To protect your asparagus plants from damage from cold temperatures, mulch the bed with organic material such as compost, well-aged manure, straw or chopped leaves before freezing weather or snow hits your garden. This will not only keep the crowns from freezing but will also enrich the soil for good spring growth. In areas with heavy snow you can add up to six inches of mulch.
In spring the new spears will grow right up through the organic material; there is no need to remove the mulch you applied in the fall.
Walking onions are so named because they reproduce on their own, “walking” across the garden bed. The plants produce topset bulbils, usually three or four in a clump. The bulbils become so heavy in late summer that eventually the stalk will bend in half and fall over, with the bulbils resting on the ground where they form new plants.
Also called bunching or Egyptian onions, walking onions are very hardy perennials that require little maintenance and are very prolific. They will grow nearly everywhere, although they prefer full sun and fertile soil.
The bulbils can also be cut from the stalks and planted in a new location in the early fall. Plant them an inch deep and about a foot apart to give them plenty of room to reproduce in the future.
Before cold weather arrives, tuck an inch or so of straw or shredded leaves around your plants. Walking onions are very cold tolerant and should survive a harsh winter and be one of the first plants to come up in the spring.
Horseradish is a perennial plant from the mustard family. It’s a rugged plant that grows best in areas with a cold winter. It seems to handle winter weather well without much care.
In some areas horseradish grows so well it can be invasive and take over the garden. When you harvest this plant in the fall, remove as many of the roots as you can and only replant as many as you need for the next season. Don’t add the roots you’ve dug up to your compost pile to avoid spreading them all over your garden.

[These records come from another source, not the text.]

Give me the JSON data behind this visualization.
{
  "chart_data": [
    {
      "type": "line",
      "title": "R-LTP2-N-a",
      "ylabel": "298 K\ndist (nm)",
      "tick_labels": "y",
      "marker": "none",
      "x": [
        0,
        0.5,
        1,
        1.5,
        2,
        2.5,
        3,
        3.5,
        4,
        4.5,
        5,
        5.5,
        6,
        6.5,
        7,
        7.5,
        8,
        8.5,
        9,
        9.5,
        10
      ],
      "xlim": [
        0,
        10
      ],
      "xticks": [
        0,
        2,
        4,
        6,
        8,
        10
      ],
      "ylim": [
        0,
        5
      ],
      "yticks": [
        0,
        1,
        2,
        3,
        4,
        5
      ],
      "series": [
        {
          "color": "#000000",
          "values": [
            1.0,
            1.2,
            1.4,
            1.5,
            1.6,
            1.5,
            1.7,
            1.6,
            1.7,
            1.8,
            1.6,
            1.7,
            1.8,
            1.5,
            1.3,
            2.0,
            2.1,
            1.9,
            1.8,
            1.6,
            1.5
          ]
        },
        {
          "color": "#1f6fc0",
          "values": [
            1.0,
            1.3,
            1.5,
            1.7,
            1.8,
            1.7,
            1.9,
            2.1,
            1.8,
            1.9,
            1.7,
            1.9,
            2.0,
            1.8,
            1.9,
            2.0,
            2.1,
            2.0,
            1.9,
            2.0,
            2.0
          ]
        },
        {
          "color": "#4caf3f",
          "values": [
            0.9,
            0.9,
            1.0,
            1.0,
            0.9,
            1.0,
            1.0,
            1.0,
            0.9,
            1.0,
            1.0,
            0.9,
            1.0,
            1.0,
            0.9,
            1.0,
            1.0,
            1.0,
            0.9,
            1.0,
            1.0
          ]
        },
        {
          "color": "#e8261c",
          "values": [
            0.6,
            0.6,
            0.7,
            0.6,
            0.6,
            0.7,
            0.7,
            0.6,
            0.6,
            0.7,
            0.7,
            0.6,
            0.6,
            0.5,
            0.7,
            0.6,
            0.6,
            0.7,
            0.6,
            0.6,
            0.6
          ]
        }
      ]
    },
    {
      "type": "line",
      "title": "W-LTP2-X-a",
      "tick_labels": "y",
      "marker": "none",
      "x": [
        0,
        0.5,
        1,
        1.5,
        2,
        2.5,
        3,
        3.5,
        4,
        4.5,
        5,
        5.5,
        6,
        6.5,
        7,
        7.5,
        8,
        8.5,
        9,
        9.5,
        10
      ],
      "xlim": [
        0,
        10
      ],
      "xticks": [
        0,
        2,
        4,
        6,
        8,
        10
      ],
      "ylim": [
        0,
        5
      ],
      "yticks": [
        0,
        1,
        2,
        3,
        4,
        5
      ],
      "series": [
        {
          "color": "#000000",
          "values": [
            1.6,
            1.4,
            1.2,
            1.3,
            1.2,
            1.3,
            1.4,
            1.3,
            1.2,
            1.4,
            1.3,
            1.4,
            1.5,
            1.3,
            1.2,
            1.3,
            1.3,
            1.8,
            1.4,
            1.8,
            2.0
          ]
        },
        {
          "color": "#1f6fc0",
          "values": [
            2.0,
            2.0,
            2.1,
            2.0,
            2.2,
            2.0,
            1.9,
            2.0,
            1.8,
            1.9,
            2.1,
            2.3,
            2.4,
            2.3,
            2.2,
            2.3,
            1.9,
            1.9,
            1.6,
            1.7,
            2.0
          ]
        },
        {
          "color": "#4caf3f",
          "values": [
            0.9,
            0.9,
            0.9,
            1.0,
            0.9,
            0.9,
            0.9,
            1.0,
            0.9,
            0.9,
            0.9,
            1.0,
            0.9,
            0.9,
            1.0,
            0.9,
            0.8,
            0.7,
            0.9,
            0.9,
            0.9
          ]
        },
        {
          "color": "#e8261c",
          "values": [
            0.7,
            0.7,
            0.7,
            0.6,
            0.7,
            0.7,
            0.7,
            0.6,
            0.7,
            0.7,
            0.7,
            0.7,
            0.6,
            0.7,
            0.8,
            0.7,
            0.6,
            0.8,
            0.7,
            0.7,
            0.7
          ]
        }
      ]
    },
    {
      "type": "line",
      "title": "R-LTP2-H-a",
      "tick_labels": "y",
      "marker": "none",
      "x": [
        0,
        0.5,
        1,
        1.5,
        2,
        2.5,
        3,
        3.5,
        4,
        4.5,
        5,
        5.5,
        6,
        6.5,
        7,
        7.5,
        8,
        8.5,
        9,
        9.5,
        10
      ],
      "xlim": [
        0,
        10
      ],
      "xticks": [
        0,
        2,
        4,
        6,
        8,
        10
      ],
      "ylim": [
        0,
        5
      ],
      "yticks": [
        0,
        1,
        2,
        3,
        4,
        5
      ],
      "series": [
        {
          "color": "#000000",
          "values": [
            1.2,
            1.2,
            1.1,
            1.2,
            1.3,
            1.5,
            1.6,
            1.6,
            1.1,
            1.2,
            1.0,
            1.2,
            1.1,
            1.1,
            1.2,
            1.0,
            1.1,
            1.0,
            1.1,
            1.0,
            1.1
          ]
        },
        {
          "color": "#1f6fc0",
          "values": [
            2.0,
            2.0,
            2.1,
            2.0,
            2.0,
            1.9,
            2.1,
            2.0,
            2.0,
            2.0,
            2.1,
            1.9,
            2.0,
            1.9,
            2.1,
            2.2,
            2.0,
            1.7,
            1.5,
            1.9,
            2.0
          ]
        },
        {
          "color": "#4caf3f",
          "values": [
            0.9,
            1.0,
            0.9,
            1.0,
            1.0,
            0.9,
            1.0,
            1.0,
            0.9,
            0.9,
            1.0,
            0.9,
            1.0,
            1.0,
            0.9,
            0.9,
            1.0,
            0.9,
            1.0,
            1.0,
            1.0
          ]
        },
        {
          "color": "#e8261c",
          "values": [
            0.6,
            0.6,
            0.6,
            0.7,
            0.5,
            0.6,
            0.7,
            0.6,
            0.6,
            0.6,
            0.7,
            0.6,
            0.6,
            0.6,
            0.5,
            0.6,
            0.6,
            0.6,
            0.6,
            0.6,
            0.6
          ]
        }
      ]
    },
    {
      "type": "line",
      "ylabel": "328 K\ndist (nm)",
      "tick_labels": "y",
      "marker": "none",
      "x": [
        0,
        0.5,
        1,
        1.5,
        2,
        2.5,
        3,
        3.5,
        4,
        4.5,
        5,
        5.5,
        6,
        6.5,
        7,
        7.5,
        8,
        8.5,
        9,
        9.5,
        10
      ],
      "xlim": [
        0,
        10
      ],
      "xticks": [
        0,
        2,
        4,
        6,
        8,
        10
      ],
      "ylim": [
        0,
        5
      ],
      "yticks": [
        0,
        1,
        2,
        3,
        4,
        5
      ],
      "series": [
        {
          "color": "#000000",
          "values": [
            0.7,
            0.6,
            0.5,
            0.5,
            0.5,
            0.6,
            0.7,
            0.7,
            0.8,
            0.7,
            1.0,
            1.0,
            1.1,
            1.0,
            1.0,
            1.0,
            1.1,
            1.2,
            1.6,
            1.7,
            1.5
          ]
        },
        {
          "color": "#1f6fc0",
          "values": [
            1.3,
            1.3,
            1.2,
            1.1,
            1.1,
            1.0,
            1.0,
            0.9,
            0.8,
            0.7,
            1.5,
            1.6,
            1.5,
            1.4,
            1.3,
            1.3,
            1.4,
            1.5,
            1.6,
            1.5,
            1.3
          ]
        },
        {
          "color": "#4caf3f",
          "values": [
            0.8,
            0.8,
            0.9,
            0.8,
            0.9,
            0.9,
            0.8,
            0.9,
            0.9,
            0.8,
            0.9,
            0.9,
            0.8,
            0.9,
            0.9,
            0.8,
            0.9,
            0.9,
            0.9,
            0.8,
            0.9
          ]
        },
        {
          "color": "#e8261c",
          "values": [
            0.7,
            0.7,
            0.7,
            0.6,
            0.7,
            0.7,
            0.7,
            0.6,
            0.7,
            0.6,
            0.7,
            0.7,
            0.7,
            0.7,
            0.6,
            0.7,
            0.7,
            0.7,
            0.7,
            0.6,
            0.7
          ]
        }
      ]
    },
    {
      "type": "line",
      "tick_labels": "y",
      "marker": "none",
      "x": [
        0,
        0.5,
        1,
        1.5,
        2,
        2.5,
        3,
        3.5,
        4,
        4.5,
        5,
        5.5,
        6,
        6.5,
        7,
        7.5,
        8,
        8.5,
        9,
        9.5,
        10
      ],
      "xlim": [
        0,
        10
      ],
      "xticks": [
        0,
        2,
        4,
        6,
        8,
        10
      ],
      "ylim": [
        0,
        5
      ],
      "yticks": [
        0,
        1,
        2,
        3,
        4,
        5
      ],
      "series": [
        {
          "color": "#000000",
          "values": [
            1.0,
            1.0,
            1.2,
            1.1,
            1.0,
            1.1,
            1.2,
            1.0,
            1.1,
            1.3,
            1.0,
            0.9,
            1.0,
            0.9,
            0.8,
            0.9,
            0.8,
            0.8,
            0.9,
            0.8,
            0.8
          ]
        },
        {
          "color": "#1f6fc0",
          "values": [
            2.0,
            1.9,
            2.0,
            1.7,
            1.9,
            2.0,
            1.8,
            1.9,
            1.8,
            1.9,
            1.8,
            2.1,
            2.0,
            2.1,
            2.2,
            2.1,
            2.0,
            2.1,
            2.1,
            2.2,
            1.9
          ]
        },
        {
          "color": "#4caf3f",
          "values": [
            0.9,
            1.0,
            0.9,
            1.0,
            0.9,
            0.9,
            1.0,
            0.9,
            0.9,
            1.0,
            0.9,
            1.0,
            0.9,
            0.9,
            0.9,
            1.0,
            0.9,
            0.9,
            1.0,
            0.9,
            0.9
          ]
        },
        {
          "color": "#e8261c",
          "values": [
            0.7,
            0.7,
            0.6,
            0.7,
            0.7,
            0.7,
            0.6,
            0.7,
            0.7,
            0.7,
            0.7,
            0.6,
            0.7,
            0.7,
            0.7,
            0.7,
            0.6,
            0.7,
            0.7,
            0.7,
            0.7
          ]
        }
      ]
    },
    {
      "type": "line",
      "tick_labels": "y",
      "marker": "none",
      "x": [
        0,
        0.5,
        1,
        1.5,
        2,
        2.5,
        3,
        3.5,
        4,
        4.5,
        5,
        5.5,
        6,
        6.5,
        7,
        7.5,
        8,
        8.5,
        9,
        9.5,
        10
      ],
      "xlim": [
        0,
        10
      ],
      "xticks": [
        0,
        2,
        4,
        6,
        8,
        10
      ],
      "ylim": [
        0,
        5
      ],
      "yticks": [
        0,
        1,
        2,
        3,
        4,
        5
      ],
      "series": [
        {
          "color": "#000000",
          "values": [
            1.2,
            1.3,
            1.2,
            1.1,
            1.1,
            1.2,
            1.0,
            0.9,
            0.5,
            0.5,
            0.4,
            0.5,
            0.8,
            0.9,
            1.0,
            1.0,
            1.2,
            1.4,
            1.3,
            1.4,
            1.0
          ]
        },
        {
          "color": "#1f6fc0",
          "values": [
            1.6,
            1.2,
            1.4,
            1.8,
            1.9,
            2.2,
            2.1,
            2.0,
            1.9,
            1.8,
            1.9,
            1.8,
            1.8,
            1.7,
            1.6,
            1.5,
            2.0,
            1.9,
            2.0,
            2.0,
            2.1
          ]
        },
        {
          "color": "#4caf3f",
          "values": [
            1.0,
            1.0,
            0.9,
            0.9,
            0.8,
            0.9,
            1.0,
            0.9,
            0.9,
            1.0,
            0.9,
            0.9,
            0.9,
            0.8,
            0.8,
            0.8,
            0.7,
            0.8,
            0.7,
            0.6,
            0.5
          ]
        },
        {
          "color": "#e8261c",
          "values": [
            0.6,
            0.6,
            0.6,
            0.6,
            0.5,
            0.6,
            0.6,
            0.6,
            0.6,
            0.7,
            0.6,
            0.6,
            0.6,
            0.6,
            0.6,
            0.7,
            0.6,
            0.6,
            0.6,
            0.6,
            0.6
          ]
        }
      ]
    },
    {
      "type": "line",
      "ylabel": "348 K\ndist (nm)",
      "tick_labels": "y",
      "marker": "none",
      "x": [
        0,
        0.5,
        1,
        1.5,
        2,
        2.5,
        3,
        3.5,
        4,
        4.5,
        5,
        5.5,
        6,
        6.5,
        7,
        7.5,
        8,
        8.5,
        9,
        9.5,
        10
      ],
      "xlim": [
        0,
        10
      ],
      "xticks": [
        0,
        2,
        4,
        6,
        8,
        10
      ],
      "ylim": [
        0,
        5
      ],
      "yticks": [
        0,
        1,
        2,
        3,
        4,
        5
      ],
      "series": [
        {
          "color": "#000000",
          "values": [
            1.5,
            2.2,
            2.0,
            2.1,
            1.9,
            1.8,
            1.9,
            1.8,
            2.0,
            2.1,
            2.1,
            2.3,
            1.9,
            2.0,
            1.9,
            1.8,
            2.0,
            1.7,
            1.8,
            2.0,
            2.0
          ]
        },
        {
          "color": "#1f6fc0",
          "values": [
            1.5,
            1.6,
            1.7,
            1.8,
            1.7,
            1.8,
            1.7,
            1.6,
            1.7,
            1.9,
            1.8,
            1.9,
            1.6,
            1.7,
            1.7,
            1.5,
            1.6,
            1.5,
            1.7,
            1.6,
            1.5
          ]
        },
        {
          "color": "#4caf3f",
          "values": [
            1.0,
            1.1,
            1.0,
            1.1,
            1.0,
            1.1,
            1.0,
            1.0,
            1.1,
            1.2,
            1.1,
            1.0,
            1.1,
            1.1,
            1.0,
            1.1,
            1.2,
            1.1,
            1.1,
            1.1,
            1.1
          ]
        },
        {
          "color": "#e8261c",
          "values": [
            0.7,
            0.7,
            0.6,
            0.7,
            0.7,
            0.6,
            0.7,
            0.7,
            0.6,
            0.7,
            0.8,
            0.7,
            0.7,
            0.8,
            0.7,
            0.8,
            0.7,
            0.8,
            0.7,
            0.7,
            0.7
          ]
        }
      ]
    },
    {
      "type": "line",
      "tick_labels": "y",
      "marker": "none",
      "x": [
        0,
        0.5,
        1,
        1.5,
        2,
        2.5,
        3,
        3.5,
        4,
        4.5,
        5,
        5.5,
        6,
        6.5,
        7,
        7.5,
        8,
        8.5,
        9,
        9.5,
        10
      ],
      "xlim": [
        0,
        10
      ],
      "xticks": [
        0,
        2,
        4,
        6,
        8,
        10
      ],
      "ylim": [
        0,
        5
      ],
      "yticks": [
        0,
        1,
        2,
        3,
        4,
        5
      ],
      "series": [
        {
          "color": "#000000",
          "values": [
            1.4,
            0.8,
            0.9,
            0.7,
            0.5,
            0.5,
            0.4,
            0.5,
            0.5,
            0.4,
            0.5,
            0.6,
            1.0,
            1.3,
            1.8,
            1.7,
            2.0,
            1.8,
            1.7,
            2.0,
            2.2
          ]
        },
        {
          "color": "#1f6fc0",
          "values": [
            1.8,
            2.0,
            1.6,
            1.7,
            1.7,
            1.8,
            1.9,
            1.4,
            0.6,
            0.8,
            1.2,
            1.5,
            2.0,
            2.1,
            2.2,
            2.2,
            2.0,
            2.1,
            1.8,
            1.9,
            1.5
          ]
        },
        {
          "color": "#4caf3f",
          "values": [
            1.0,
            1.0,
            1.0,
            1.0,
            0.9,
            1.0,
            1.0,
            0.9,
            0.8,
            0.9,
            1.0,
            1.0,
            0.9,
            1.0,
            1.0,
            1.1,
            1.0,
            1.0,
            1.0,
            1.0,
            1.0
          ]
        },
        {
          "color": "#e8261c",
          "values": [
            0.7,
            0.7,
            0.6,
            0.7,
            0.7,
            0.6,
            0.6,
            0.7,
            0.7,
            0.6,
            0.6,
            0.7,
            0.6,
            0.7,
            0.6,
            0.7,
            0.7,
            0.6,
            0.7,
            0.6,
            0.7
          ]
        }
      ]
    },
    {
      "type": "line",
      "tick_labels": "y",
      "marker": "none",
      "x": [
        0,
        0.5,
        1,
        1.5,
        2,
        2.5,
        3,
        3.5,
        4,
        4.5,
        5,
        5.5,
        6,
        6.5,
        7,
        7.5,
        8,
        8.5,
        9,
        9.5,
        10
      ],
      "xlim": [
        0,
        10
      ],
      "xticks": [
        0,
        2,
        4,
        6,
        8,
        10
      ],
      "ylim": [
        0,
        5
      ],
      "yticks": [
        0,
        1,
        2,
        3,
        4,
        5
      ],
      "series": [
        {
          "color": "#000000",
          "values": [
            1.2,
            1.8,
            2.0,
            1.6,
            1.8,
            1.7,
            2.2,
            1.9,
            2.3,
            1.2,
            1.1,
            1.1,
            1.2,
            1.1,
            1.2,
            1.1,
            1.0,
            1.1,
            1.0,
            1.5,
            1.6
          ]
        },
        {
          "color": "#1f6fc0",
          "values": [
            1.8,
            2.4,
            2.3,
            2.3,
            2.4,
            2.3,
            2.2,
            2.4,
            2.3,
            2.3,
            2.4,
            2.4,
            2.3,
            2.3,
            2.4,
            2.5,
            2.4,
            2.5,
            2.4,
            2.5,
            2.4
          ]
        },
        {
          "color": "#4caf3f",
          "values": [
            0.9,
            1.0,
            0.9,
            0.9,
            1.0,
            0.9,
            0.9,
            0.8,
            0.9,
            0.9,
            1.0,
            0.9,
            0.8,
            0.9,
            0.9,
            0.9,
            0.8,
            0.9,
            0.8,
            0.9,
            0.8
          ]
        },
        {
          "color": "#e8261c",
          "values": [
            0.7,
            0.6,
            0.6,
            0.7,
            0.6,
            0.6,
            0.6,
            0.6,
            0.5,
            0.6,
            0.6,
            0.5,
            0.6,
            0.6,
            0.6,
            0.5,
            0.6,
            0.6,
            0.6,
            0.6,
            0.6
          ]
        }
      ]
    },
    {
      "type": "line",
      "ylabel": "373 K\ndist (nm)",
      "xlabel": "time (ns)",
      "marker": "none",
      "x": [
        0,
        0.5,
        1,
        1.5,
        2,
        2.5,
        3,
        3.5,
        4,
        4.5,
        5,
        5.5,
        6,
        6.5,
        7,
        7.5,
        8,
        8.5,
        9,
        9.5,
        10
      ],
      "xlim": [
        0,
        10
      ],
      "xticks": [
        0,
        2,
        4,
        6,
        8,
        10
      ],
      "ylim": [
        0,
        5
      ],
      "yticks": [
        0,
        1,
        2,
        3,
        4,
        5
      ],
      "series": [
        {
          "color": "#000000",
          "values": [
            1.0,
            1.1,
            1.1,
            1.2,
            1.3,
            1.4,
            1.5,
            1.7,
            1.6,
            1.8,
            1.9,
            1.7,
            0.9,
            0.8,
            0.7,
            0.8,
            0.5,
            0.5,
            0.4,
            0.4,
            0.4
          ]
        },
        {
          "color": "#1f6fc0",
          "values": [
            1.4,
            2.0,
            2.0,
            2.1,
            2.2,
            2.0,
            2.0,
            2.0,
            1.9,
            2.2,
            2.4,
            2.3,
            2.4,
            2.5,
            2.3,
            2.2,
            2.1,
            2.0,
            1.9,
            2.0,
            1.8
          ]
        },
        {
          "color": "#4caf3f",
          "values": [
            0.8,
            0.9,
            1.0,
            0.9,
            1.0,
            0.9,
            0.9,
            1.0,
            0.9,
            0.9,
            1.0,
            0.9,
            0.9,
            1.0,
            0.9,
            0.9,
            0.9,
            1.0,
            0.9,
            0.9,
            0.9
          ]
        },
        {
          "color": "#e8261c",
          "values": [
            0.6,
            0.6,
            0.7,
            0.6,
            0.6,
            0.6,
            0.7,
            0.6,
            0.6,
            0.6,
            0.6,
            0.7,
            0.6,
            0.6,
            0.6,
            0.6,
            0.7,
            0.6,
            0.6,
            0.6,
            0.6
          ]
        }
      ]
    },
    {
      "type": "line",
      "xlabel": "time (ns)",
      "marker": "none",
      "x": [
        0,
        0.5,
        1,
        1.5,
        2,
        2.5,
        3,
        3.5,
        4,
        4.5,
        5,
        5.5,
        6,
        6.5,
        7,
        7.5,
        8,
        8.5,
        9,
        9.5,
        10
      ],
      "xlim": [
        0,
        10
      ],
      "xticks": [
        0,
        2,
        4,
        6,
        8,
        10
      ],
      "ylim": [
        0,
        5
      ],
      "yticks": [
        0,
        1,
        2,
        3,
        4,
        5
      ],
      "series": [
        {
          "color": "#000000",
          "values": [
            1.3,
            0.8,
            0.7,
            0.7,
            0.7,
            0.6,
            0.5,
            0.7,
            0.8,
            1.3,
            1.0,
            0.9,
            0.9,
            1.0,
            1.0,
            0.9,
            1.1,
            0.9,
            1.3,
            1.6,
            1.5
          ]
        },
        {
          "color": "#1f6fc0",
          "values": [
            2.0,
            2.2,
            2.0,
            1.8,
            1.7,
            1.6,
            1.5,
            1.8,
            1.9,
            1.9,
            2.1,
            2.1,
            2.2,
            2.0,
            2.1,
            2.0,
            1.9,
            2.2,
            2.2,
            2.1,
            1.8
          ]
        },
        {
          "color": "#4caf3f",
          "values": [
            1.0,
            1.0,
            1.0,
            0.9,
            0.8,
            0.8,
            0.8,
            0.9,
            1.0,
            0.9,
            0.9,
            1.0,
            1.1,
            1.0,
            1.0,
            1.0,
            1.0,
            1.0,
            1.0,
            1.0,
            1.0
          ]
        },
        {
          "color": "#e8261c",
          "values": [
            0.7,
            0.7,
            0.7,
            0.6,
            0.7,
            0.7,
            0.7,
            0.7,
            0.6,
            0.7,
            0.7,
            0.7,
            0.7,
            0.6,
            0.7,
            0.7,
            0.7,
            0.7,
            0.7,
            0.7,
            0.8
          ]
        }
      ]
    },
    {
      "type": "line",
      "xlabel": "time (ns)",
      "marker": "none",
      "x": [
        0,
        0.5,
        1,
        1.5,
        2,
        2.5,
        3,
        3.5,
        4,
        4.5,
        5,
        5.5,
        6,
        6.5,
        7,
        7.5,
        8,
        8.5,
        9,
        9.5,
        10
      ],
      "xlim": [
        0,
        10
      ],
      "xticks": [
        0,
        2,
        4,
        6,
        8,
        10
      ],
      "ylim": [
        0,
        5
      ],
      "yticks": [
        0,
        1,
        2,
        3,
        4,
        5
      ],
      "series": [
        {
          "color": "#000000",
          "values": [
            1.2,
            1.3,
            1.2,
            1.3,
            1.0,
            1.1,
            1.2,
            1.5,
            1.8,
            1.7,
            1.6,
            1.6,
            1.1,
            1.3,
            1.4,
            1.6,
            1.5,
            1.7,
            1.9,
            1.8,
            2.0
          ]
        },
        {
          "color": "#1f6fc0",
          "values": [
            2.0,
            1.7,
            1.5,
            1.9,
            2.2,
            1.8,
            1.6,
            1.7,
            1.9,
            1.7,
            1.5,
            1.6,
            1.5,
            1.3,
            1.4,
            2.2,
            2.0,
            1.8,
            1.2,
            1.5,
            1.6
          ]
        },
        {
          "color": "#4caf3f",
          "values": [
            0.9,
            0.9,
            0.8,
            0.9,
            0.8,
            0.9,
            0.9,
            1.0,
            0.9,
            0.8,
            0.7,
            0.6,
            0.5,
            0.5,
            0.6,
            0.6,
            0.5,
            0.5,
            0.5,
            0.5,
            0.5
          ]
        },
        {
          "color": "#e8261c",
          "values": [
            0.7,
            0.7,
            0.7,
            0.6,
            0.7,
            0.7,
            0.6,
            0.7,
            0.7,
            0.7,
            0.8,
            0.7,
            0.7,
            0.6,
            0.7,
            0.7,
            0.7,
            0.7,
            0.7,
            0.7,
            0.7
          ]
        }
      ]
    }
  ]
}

Perhaps because it’s used in pie, rhubarb is often thought of as a fruit, but it is actually a perennial vegetable. It has a deep root system and usually survives the winter without much care.
Rhubarb grows best in the colder zones. It needs an extended period of cold below 40°F to produce stems.
The first frost of the season will kill any leaves and stalks that are still on the plant. They will die off naturally and should be removed from the crown. This is a good time to weed the rhubarb patch and scratch up the soil a bit so it will be ready for spring.
After the ground freezes, mulch the plants with several inches of compost or leaves. In areas with severe cold temperatures, add an additional layer of straw.
A small investment of time in the fall will give you a harvest for many years in the future. The time you spend preparing your perennial vegetable plants for winter will be time well spent.